Of course, the choice is only a matter of taste, but as we will see, using the latter kind of illustration makes it much easier to understand Mocha’s internal structure and end-user interface.

Network Architecture

Specifying a network architecture in Mocha means defining a set of layers, and connecting them. Taking the figure above for example, we could define a data layer and an inner product layer

data_layer = HDF5DataLayer(name="data", source="data-list.txt", batch_size=64, tops=[:data])
ip_layer   = InnerProductLayer(name="ip", output_dim=500, tops=[:ip], bottoms=[:data])

Note the tops and bottoms properties give names to the output and input of the layer. Since the name for the input of ip_layer matches the name for the output of data_layer, they will be connected as shown in the figure above. The softmax layer could be defined similarly. Mocha will do a topological sort on the collection of layers and automatically figure out the connection defined implicitly by the names of the inputs and outputs of each layer.

Layer Implementation

The layer is completely unaware of what happens in the outside world. Two important procedures need to be defined to implement a layer:

  • Feed-forward: given the inputs, compute the outputs. For example, for the inner product layer, it will compute the outputs as \(y_i = \sum_j w_{ij}x_j\).
  • Back-propagate: given the errors propagated from upper layers, compute the gradient of the layer parameters, and propagate the error down to lower layers. Note this is described in very vague terms like errors. Given the abstraction we choose here, those vague terms could become very clear.
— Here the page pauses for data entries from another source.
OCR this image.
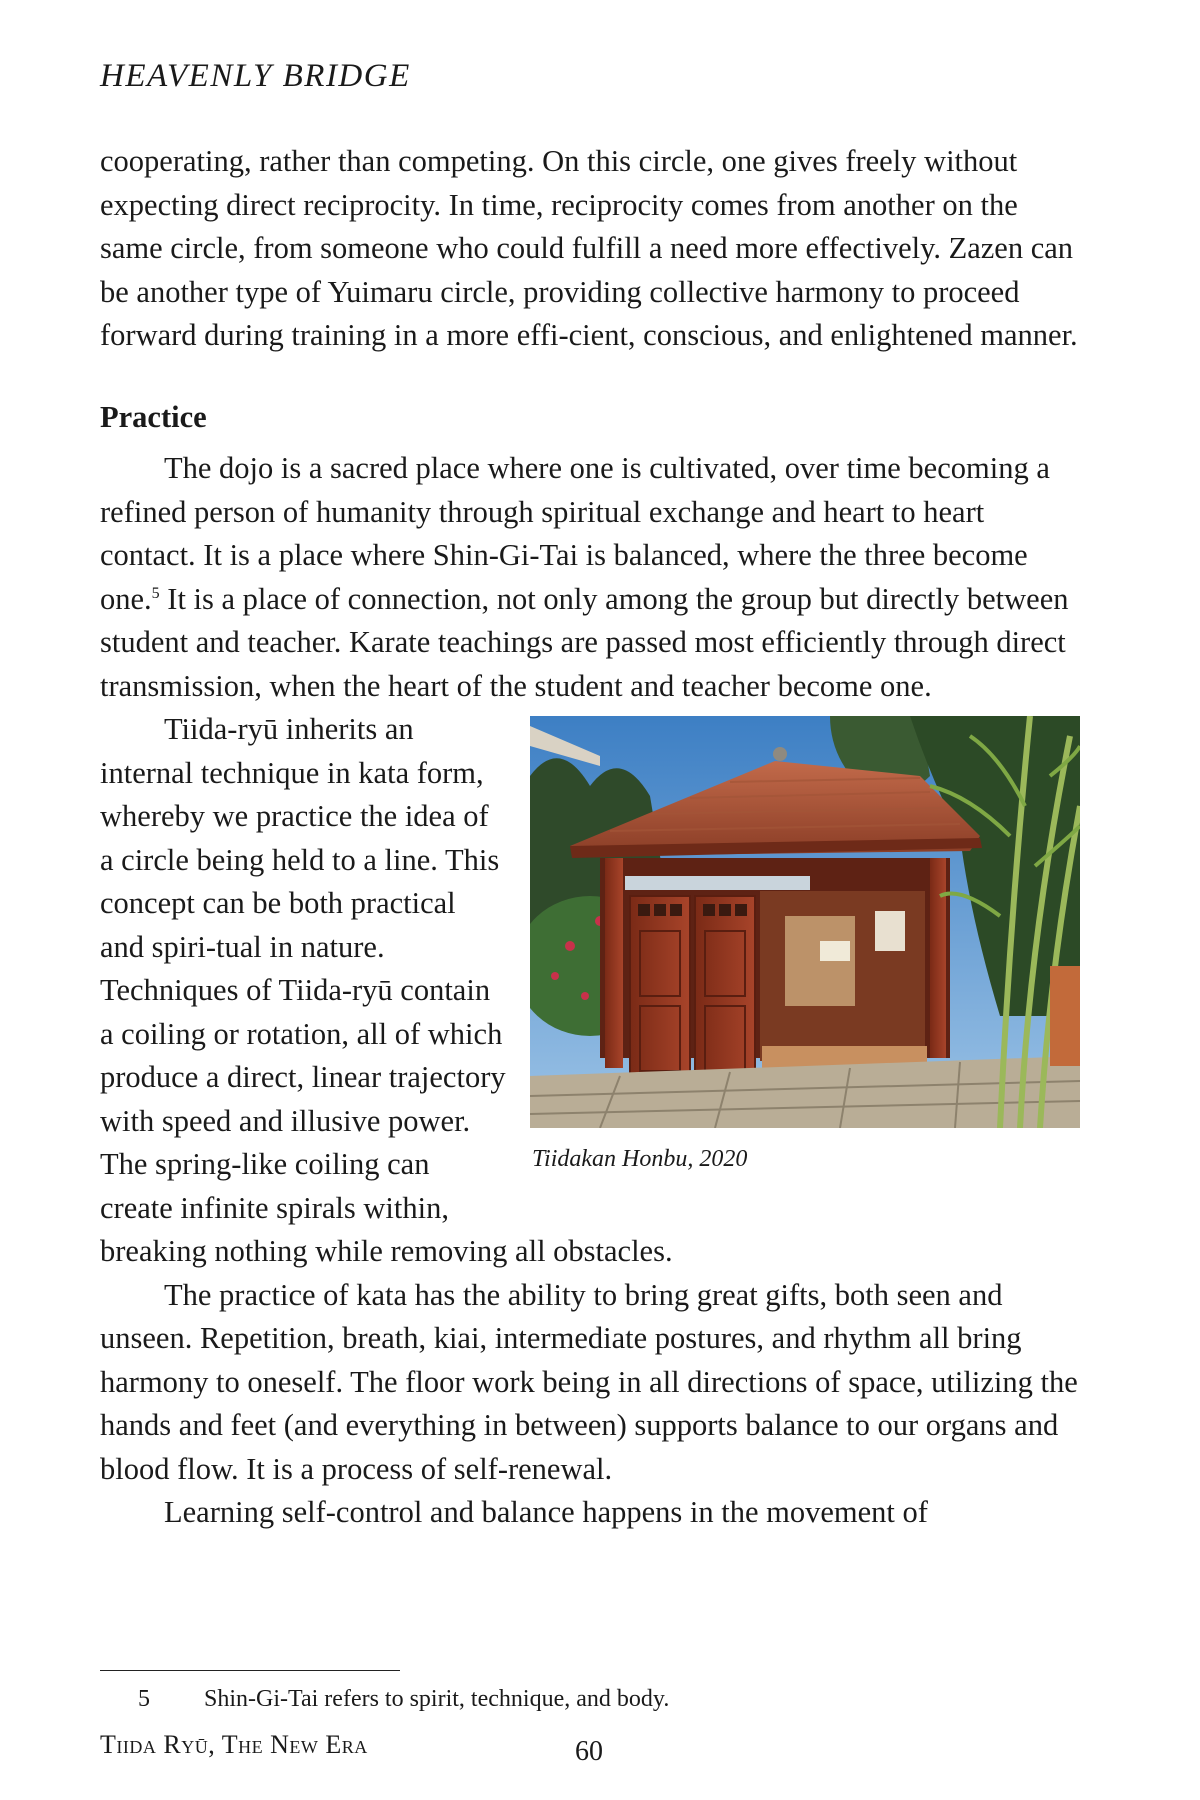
HEAVENLY BRIDGE

cooperating, rather than competing. On this circle, one gives freely without expecting direct reciprocity. In time, reciprocity comes from another on the same circle, from someone who could fulfill a need more effectively. Zazen can be another type of Yuimaru circle, providing collective harmony to proceed forward during training in a more effi-cient, conscious, and enlightened manner.

Practice

The dojo is a sacred place where one is cultivated, over time becoming a refined person of humanity through spiritual exchange and heart to heart contact. It is a place where Shin-Gi-Tai is balanced, where the three become one.$^5$ It is a place of connection, not only among the group but directly between student and teacher. Karate teachings are passed most efficiently through direct transmission, when the heart of the student and teacher become one.

Tiidakan Honbu, 2020

Tiida-ryū inherits an internal technique in kata form, whereby we practice the idea of a circle being held to a line. This concept can be both practical and spiri-tual in nature. Techniques of Tiida-ryū contain a coiling or rotation, all of which produce a direct, linear trajectory with speed and illusive power. The spring-like coiling can create infinite spirals within, breaking nothing while removing all obstacles.

The practice of kata has the ability to bring great gifts, both seen and unseen. Repetition, breath, kiai, intermediate postures, and rhythm all bring harmony to oneself. The floor work being in all directions of space, utilizing the hands and feet (and everything in between) supports balance to our organs and blood flow. It is a process of self-renewal.

Learning self-control and balance happens in the movement of

5 Shin-Gi-Tai refers to spirit, technique, and body.
Tiida Ryū, The New Era	60
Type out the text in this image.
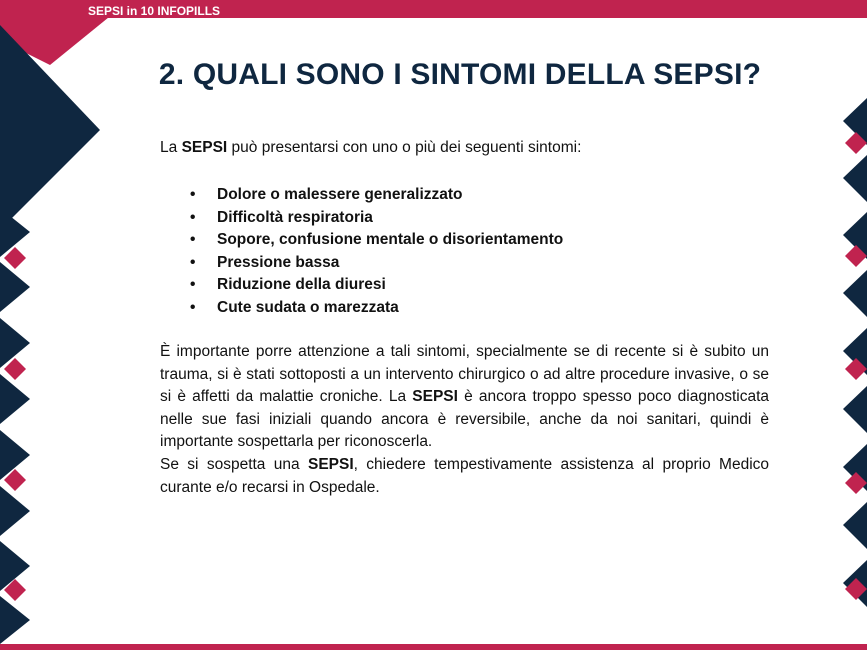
SEPSI in 10 INFOPILLS
2. QUALI SONO I SINTOMI DELLA SEPSI?

La SEPSI può presentarsi con uno o più dei seguenti sintomi:

• Dolore o malessere generalizzato
• Difficoltà respiratoria
• Sopore, confusione mentale o disorientamento
• Pressione bassa
• Riduzione della diuresi
• Cute sudata o marezzata

È importante porre attenzione a tali sintomi, specialmente se di recente si è subito un trauma, si è stati sottoposti a un intervento chirurgico o ad altre procedure invasive, o se si è affetti da malattie croniche. La SEPSI è ancora troppo spesso poco diagnosticata nelle sue fasi iniziali quando ancora è reversibile, anche da noi sanitari, quindi è importante sospettarla per riconoscerla.

Se si sospetta una SEPSI, chiedere tempestivamente assistenza al proprio Medico curante e/o recarsi in Ospedale.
Specifically, back-propagation is used during network training, when an optimization algorithm want to compute the gradient of each parameter with respect to an objective function. Typically, the objective function is some loss function that penalize incorrect predictions given the ground-truth labels. Let’s call the objective function \(f\).

Now let’s switch to the viewpoint of an inner product layer: it needs to compute the gradients of the weights parameters \(w\) with respect to \(f\). Of course, since we restrict the layer from accessing the outside world, it does not know what \(f\) is. But the gradients could be computed via chain rule

\[\frac{\partial f}{\partial w_{ij}} = {\color{red}{\frac{\partial y_i}{\partial w_{ij}}}}\times {\color{blue}{\frac{\partial f}{\partial y_i}}}\]

The red part could be computed within the layer, and the blue part is the so called “errors propagated from the upper layers”. It comes from the reversed data path as used in the feed-forward pass.

Now our inner product layer is ready to “propagate the errors down to lower layers”, precisely speaking, this means computing

\[\frac{\partial f}{\partial x_i} = \sum_j {\color{red}{\frac{\partial y_j}{\partial x_i}}}\times{\color{blue}{\frac{\partial f}{\partial y_j}}}\]

Again, this is decomposed into a part that could be computed internally and a part that comes from the “top”. Recall we said the \(L\)-th layer’s inputs \(x^L_i\) is equal to the \((L-1)\)-th layer’s outputs \(y^{L-1}_i\). That means what we just computed

\[\frac{\partial f}{\partial x^L_i} = \frac{\partial f}{\partial y^{L-1}_i}\]

is exactly what the lower layer’s “errors propagated from upper layers”. By tracing the whole data path reversely, we now help each layers compute the gradients of their own parameters internally. And this is called back-propagation.